A sprained ankle, a pulled muscle, or pain in just a single joint can put a quick stop to your workout. You've finally made the commitment to exercise and you don't want your progress to end because of a preventable injury. Plus, you don't want to deal with the pain, doctor visits, and time required for recovery. How can you do it?
Reduce your risk for injury during your workouts by following a few simple rules.
Gentle exercises and stretches before and after your workout are for your good, so don't skip them. A warm-up gets your body ready to exercise by loosening your muscles and joints and slowly increasing your heart rate. A cool-down period at the end of your workout allows your heart rate to gradually return to normal and works out lactic acid in your muscles so you don't get as sore in the following days.
Anyone who's out of shape or starting a new fitness program would do well to ease into exercise. Start out slowly and gradually increase intensity, distance, or length of time. Your body will thank you and you’ll be more likely to stick with the plan.
Challenging the same muscles every day can quickly cause wear and tear. A good way to avoid overuse injuries is to cross-train, which means varying your workouts each day. Alternate days spent on high-impact activities or lifting weights. Your muscles need a day or two between weight training to repair themselves, and high-impact activities like running put a strain on your joints if performed every day. Give yourself a break from exercise one to two days a week.
Yes, you may experience some soreness and your body may feel pushed to its limits, but exercise should never cause pain. The idea of “no pain, no gain” is a recipe for injury. When you feel pain, take it as a sign you need to slow down or quit for the day.
Part of avoiding injury is knowing your own body. Have weak knees? Suffered a shoulder injury in the past? Then your trainer needs to design a workout program that takes those conditions into account.

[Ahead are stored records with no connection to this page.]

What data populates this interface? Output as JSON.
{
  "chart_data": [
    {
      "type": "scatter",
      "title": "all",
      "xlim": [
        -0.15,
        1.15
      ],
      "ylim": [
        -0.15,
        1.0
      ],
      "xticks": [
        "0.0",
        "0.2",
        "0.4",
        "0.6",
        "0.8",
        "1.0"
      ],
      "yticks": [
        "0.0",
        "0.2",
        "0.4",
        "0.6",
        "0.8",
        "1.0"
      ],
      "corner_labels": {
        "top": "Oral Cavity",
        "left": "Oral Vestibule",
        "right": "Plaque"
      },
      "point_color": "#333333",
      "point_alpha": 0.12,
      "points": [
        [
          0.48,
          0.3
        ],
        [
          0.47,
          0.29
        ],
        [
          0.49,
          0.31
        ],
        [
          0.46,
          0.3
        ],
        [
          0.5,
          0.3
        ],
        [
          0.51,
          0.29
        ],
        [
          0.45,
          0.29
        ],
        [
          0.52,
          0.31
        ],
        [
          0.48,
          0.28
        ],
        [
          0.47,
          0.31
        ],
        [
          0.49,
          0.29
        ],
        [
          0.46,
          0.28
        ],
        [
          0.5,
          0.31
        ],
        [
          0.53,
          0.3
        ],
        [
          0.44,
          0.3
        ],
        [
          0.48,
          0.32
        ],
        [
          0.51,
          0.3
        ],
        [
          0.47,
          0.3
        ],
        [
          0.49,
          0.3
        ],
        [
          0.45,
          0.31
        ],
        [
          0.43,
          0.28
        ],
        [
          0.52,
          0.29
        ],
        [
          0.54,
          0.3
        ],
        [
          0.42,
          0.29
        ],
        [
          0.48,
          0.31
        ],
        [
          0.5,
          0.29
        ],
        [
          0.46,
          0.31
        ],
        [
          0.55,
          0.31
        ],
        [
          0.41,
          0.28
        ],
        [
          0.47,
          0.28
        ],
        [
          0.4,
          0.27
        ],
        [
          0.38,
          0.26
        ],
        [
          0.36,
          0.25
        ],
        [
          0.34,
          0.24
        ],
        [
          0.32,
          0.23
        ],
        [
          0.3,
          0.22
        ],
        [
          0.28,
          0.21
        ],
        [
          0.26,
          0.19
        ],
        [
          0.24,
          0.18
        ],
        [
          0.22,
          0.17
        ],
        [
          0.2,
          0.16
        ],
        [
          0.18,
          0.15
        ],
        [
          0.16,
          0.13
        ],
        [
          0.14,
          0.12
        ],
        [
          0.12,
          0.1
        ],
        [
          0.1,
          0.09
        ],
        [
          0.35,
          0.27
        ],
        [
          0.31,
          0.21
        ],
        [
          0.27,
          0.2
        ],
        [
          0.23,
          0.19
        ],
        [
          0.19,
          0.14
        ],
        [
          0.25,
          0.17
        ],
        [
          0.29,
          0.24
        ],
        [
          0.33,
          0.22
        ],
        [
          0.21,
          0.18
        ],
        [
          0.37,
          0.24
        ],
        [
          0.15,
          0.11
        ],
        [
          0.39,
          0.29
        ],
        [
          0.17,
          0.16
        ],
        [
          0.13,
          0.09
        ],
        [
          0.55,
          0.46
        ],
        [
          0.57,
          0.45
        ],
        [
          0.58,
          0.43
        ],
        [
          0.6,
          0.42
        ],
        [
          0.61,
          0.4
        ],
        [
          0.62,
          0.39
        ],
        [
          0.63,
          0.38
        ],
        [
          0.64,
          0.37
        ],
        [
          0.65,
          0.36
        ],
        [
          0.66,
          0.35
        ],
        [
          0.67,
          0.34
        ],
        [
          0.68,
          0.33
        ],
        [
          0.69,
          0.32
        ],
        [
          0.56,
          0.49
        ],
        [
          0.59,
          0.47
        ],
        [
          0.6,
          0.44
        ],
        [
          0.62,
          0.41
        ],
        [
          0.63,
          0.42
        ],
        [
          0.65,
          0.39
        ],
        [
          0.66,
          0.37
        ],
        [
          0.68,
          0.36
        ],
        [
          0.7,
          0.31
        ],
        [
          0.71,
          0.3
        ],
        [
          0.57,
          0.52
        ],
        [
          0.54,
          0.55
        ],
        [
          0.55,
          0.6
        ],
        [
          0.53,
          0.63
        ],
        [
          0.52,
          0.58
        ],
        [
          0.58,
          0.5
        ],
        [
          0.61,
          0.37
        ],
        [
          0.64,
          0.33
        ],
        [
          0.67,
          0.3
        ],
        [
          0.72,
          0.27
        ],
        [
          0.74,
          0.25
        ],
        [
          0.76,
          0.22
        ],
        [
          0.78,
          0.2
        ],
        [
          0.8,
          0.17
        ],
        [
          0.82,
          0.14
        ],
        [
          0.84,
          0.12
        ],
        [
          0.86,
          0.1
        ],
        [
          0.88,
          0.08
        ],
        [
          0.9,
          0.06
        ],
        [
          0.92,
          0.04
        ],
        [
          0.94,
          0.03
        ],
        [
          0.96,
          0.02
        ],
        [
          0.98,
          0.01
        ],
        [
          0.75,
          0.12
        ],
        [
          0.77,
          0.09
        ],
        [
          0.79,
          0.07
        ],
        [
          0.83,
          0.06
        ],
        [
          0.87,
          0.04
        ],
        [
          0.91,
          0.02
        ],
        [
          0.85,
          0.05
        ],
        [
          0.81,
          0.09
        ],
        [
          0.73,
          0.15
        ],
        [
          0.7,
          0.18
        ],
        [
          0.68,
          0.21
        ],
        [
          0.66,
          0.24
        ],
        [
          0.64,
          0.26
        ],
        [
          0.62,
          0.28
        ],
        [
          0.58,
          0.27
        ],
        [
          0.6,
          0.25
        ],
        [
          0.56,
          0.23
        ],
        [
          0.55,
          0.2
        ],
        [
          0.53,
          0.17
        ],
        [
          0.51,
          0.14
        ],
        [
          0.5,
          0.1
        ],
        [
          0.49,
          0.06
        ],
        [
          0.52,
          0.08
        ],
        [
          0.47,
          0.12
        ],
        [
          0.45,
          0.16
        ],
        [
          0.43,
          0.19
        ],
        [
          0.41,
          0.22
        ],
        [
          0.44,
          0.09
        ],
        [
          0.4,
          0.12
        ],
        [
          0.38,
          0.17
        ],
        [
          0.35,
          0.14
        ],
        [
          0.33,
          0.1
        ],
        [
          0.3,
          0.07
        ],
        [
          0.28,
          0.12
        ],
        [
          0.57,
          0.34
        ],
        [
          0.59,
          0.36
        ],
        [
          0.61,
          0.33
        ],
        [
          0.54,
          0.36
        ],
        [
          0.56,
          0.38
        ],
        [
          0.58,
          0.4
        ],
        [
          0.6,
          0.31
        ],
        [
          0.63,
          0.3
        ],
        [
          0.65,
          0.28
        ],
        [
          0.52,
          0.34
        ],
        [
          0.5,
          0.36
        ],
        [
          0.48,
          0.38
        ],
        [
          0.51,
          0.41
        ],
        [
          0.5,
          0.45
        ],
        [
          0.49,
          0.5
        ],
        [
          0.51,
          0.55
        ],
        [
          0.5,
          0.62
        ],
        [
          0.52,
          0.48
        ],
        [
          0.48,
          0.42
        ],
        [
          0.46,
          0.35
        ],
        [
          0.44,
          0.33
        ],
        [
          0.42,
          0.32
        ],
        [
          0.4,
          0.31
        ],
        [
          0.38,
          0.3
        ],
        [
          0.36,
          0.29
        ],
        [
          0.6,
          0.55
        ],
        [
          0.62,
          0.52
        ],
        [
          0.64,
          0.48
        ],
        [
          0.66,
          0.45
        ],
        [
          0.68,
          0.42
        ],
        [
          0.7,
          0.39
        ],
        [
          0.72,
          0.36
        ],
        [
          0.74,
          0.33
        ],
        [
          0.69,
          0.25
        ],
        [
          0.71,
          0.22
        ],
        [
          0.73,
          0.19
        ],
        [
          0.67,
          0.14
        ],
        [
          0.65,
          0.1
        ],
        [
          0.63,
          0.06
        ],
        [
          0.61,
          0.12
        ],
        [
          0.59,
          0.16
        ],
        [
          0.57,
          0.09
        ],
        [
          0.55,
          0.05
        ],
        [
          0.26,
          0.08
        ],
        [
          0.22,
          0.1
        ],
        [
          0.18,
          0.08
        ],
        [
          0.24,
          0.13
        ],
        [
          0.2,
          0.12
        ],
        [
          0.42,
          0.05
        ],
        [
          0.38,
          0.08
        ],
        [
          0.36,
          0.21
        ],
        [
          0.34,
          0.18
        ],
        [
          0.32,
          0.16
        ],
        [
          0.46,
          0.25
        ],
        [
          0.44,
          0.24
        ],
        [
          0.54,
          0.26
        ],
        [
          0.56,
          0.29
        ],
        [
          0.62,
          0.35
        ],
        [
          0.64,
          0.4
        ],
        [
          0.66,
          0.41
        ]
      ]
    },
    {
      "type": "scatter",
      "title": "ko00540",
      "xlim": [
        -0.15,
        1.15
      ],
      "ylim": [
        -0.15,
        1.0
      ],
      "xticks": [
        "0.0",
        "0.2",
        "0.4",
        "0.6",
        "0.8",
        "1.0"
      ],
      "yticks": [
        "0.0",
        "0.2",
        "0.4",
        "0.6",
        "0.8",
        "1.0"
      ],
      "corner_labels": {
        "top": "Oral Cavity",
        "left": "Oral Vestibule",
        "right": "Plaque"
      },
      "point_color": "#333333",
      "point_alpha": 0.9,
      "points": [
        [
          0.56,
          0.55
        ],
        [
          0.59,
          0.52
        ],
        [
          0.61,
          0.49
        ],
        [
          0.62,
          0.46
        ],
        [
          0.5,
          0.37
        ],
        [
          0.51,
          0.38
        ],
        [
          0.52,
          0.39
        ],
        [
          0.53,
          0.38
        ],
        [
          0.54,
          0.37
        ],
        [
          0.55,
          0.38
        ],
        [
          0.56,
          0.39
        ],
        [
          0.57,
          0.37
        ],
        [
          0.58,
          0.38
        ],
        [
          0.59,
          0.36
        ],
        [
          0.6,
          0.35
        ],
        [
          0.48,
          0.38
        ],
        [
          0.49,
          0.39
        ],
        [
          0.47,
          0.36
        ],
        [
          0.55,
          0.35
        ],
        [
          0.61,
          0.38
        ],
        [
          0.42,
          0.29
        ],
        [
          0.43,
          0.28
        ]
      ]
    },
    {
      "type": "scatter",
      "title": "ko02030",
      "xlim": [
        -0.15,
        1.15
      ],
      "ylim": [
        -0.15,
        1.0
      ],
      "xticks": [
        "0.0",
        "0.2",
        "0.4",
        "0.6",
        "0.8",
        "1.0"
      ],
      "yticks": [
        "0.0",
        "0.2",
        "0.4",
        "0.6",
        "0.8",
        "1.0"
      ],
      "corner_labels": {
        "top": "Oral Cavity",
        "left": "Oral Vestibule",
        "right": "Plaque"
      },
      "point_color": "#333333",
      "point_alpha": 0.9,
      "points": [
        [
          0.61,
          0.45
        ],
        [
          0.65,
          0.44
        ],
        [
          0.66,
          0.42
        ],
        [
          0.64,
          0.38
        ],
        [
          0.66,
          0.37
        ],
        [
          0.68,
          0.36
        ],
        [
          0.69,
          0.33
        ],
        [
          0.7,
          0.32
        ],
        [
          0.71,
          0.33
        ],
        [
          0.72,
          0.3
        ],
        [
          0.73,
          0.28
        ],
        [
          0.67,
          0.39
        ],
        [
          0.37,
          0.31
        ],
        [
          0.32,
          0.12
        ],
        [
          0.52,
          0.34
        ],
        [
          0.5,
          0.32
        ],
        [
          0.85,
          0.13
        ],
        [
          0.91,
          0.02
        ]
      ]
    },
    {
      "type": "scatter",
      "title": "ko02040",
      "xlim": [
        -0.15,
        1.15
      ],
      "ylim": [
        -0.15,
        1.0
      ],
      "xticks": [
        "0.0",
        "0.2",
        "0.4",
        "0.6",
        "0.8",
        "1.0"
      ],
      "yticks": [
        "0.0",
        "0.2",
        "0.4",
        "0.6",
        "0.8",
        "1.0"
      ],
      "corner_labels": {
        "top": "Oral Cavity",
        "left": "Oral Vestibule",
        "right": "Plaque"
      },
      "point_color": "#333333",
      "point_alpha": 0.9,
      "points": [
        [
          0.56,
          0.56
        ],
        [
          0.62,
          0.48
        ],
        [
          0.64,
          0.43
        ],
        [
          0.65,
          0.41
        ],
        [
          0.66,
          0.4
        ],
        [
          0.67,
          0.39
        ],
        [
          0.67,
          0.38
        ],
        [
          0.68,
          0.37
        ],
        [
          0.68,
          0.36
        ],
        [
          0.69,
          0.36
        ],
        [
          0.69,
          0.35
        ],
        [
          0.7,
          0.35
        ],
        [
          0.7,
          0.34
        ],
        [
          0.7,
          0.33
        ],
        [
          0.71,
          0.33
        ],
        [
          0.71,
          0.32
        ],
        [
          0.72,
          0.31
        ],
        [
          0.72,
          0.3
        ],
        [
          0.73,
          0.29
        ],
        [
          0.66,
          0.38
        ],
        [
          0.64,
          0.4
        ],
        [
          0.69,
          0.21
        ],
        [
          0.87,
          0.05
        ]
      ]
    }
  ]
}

Helmets, shin guards, and facemasks aren't just for looks. They serve an important role in protecting players from injury. Whatever sport or exercise you participate in, be sure to wear the proper equipment. For running, that means a supportive pair of shoes; for cycling a helmet; and for hockey a mouth guard, helmet, and pads.
There's a specific way to swing a golf club, hold a tennis racquet, strike your foot on the ground when you run, or lift weights. Improper form or technique can lead to injury. Repetitively doing movements the wrong way will lead to injury. Your personal trainer is a valuable resource for obtaining and maintaining proper form with each rep.
You'd be surprised at how much water your body loses during exercise. You may not realize you're losing water if you're not sweating profusely, but the average person loses between 27 and 47 ounces of water through sweat each hour of exercise. The warmer the temperature and the higher the humidity, the more fluids you lose and the greater your risk of dehydration. This is why it's so important to hydrate before, during, and after exercise.